The Palm Beach Post

Police: Guard was shot prior to rampage

Six minutes elapsed before gunman fired on crowd, police say.

- By Matt Pearce, David Montero and Richard Winton Los Angeles Times

LAS VEGAS — Police have dramatical­ly changed their account of how the Las Vegas massacre began Oct. 1, revealing Monday that the gunman shot a hotel security guard six minutes before opening fire on a country music concert — raising new questions about why police weren’t able to pinpoint the gunman’s location sooner.

Officials had previously said that gunman Stephen Paddock, 64, of Mesquite, Nev., shot Mandalay Bay security guard Jesus Campos after Paddock had unleashed his deadly volley at the Route 91 Harvest country music festival, an assault that began at 10:05 p.m.

Officials had previously credited Campos, who was shot in the leg, with stopping the 10-minute assault on the concert crowd by turning the gunman’s attention to the hotel hallway, where Campos was checking an alert for an open door in another guest’s room.

But Clark County Sheriff Joe Lombardo said Monday that Paddock shot Campos before his mass shooting — at 9:59 p.m. — and they now don’t know why Paddock stopped his attack on the crowd.

Paddock, who had placed security cameras outside his room, shot Campos through the door of his suite, which was outfitted with a camera to survey the hallway, as was a room service cart parked outside. Police have said that Paddock fired 200 rounds into the hallway.

Investigat­ors previously said that the security guard was shot after Paddock had already spent 10 minutes firing into the crowd of concertgoe­rs gathered below the hotel.

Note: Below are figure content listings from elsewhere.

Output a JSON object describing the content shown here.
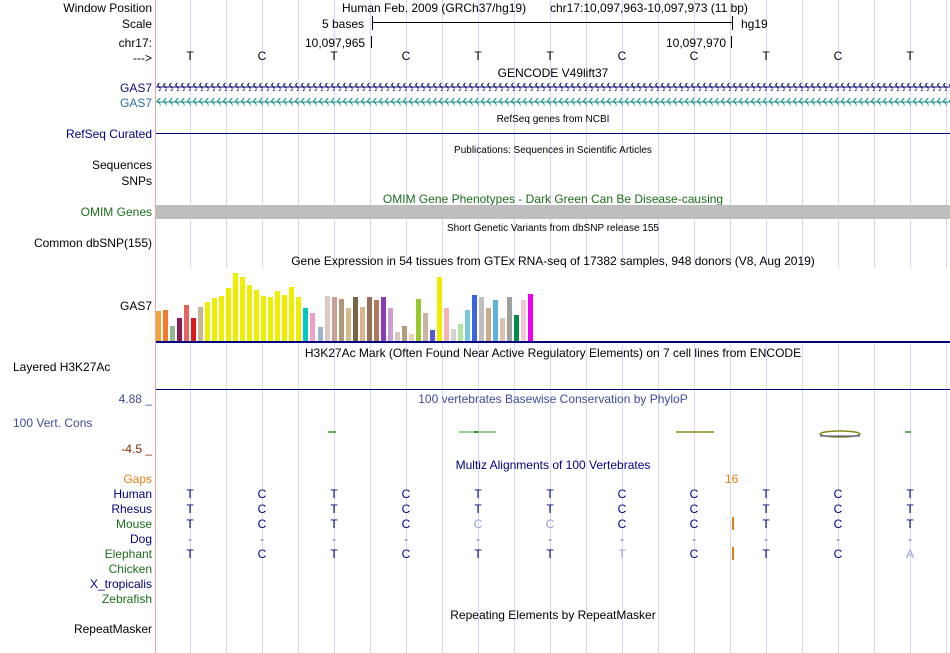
{
  "header": {
    "assembly_label": "Human Feb. 2009 (GRCh37/hg19)",
    "position_label": "chr17:10,097,963-10,097,973 (11 bp)",
    "scale_label": "5 bases",
    "assembly_tag": "hg19",
    "coord_left": "10,097,965",
    "coord_right": "10,097,970"
  },
  "side_labels": {
    "window_position": "Window Position",
    "scale": "Scale",
    "chrom": "chr17:",
    "strand": "--->",
    "gas7_a": "GAS7",
    "gas7_b": "GAS7",
    "refseq": "RefSeq Curated",
    "sequences": "Sequences",
    "snps": "SNPs",
    "omim": "OMIM Genes",
    "dbsnp": "Common dbSNP(155)",
    "gtex_gene": "GAS7",
    "h3k27ac": "Layered H3K27Ac",
    "phylop_max": "4.88 _",
    "cons": "100 Vert. Cons",
    "phylop_min": "-4.5 _",
    "gaps": "Gaps",
    "human": "Human",
    "rhesus": "Rhesus",
    "mouse": "Mouse",
    "dog": "Dog",
    "elephant": "Elephant",
    "chicken": "Chicken",
    "xtrop": "X_tropicalis",
    "zebrafish": "Zebrafish",
    "repeatmasker": "RepeatMasker"
  },
  "track_titles": {
    "gencode": "GENCODE V49lift37",
    "refseq": "RefSeq genes from NCBI",
    "publications": "Publications: Sequences in Scientific Articles",
    "omim": "OMIM Gene Phenotypes - Dark Green Can Be Disease-causing",
    "dbsnp": "Short Genetic Variants from dbSNP release 155",
    "gtex": "Gene Expression in 54 tissues from GTEx RNA-seq of 17382 samples, 948 donors (V8, Aug 2019)",
    "h3k27ac": "H3K27Ac Mark (Often Found Near Active Regulatory Elements) on 7 cell lines from ENCODE",
    "phylop": "100 vertebrates Basewise Conservation by PhyloP",
    "multiz": "Multiz Alignments of 100 Vertebrates",
    "repeatmasker": "Repeating Elements by RepeatMasker"
  },
  "gap_count": "16",
  "sequence": {
    "ruler": [
      "T",
      "C",
      "T",
      "C",
      "T",
      "T",
      "C",
      "C",
      "T",
      "C",
      "T"
    ],
    "human": [
      "T",
      "C",
      "T",
      "C",
      "T",
      "T",
      "C",
      "C",
      "T",
      "C",
      "T"
    ],
    "rhesus": [
      "T",
      "C",
      "T",
      "C",
      "T",
      "T",
      "C",
      "C",
      "T",
      "C",
      "T"
    ],
    "mouse": [
      "T",
      "C",
      "T",
      "C",
      "C",
      "C",
      "C",
      "C",
      "T",
      "C",
      "T"
    ],
    "dog": [
      "-",
      "-",
      "-",
      "-",
      "-",
      "-",
      "-",
      "-",
      "-",
      "-",
      "-"
    ],
    "elephant": [
      "T",
      "C",
      "T",
      "C",
      "T",
      "T",
      "T",
      "C",
      "T",
      "C",
      "A"
    ]
  },
  "colors": {
    "track_label": "#000080",
    "gencode_blue": "#0c0c78",
    "gencode_teal": "#0e8a8a",
    "omim_gray": "#bebebe",
    "omim_text": "#1c6e1c",
    "phylop_blue": "#3e4c9a",
    "gap_orange": "#e08010",
    "grid": "#d8d8f0"
  },
  "gtex_bars": [
    {
      "v": 0.41,
      "c": "#f4a23c"
    },
    {
      "v": 0.43,
      "c": "#f47a2c"
    },
    {
      "v": 0.21,
      "c": "#8fbc8f"
    },
    {
      "v": 0.32,
      "c": "#8b1a52"
    },
    {
      "v": 0.49,
      "c": "#e8645c"
    },
    {
      "v": 0.31,
      "c": "#dd1919"
    },
    {
      "v": 0.46,
      "c": "#c8b496"
    },
    {
      "v": 0.53,
      "c": "#eeee00"
    },
    {
      "v": 0.59,
      "c": "#eeee00"
    },
    {
      "v": 0.62,
      "c": "#eeee00"
    },
    {
      "v": 0.72,
      "c": "#eeee00"
    },
    {
      "v": 0.93,
      "c": "#eeee00"
    },
    {
      "v": 0.87,
      "c": "#eeee00"
    },
    {
      "v": 0.77,
      "c": "#eeee00"
    },
    {
      "v": 0.7,
      "c": "#eeee00"
    },
    {
      "v": 0.62,
      "c": "#eeee00"
    },
    {
      "v": 0.6,
      "c": "#eeee00"
    },
    {
      "v": 0.69,
      "c": "#eeee00"
    },
    {
      "v": 0.63,
      "c": "#eeee00"
    },
    {
      "v": 0.74,
      "c": "#eeee00"
    },
    {
      "v": 0.6,
      "c": "#eeee00"
    },
    {
      "v": 0.45,
      "c": "#00c8c8"
    },
    {
      "v": 0.38,
      "c": "#f0a0c8"
    },
    {
      "v": 0.19,
      "c": "#a0b4d2"
    },
    {
      "v": 0.62,
      "c": "#e0c8c0"
    },
    {
      "v": 0.6,
      "c": "#c8a096"
    },
    {
      "v": 0.57,
      "c": "#b49678"
    },
    {
      "v": 0.45,
      "c": "#d2bc8c"
    },
    {
      "v": 0.6,
      "c": "#786446"
    },
    {
      "v": 0.47,
      "c": "#dcb48c"
    },
    {
      "v": 0.6,
      "c": "#966e5a"
    },
    {
      "v": 0.56,
      "c": "#b4785a"
    },
    {
      "v": 0.6,
      "c": "#8c3cb4"
    },
    {
      "v": 0.45,
      "c": "#c8a0d2"
    },
    {
      "v": 0.13,
      "c": "#d8c8c0"
    },
    {
      "v": 0.2,
      "c": "#b49c80"
    },
    {
      "v": 0.09,
      "c": "#e6d6b4"
    },
    {
      "v": 0.57,
      "c": "#96c832"
    },
    {
      "v": 0.38,
      "c": "#c8b4a0"
    },
    {
      "v": 0.15,
      "c": "#5a5ad2"
    },
    {
      "v": 0.87,
      "c": "#eeee00"
    },
    {
      "v": 0.45,
      "c": "#f5b4b4"
    },
    {
      "v": 0.16,
      "c": "#d2d2d2"
    },
    {
      "v": 0.23,
      "c": "#b4e6a0"
    },
    {
      "v": 0.42,
      "c": "#78c8dc"
    },
    {
      "v": 0.63,
      "c": "#3c64dc"
    },
    {
      "v": 0.6,
      "c": "#bebebe"
    },
    {
      "v": 0.45,
      "c": "#c8aa8c"
    },
    {
      "v": 0.56,
      "c": "#5ab4dc"
    },
    {
      "v": 0.32,
      "c": "#ddc0b0"
    },
    {
      "v": 0.6,
      "c": "#a0a0a0"
    },
    {
      "v": 0.36,
      "c": "#008c46"
    },
    {
      "v": 0.56,
      "c": "#f0c8d2"
    },
    {
      "v": 0.65,
      "c": "#ee00ee"
    }
  ]
}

In a timeline released last week, investigat­ors said Paddock had stopped firing at the concert across the street at 10:15 p.m., and the first police officers arrived on the floor at 10:17 p.m. and encountere­d the wounded Campos at 10:18 p.m., who directed the officers to Paddock’s suite.

Police were not in a hurry to enter Paddock’s suite because the security guard’s arrival had halted the shooting, police implied in previously describing the timeline.

But on Monday, the timeline changed.

“Mr. Campos was encountere­d by the suspect prior to his shooting to the outside world,” Lombardo said at a Monday news conference.

Police officers who started searching the hotel after the shooting began didn’t know a hotel security guard had been shot “until they met him in the hallway after exiting the elevator,” Lombardo said.

Charles “Sid” Heal, a retired Los Angeles County sheriff’s commander and tactical expert, said the new timeline “changes the whole perspectiv­e of the shooting.”

Heal said that if police had known immediatel­y that a guard had been shot, they would have rushed the room while the gunman was still firing. He said it seemed to signal a breakdown in communicat­ion.

“It doesn’t say much for hotel security,” Heal said.

Representa­tives for the Mandalay Bay hotel casino and the union representi­ng Mandalay Bay’s security guards did not immediatel­y respond to messages seeking comment.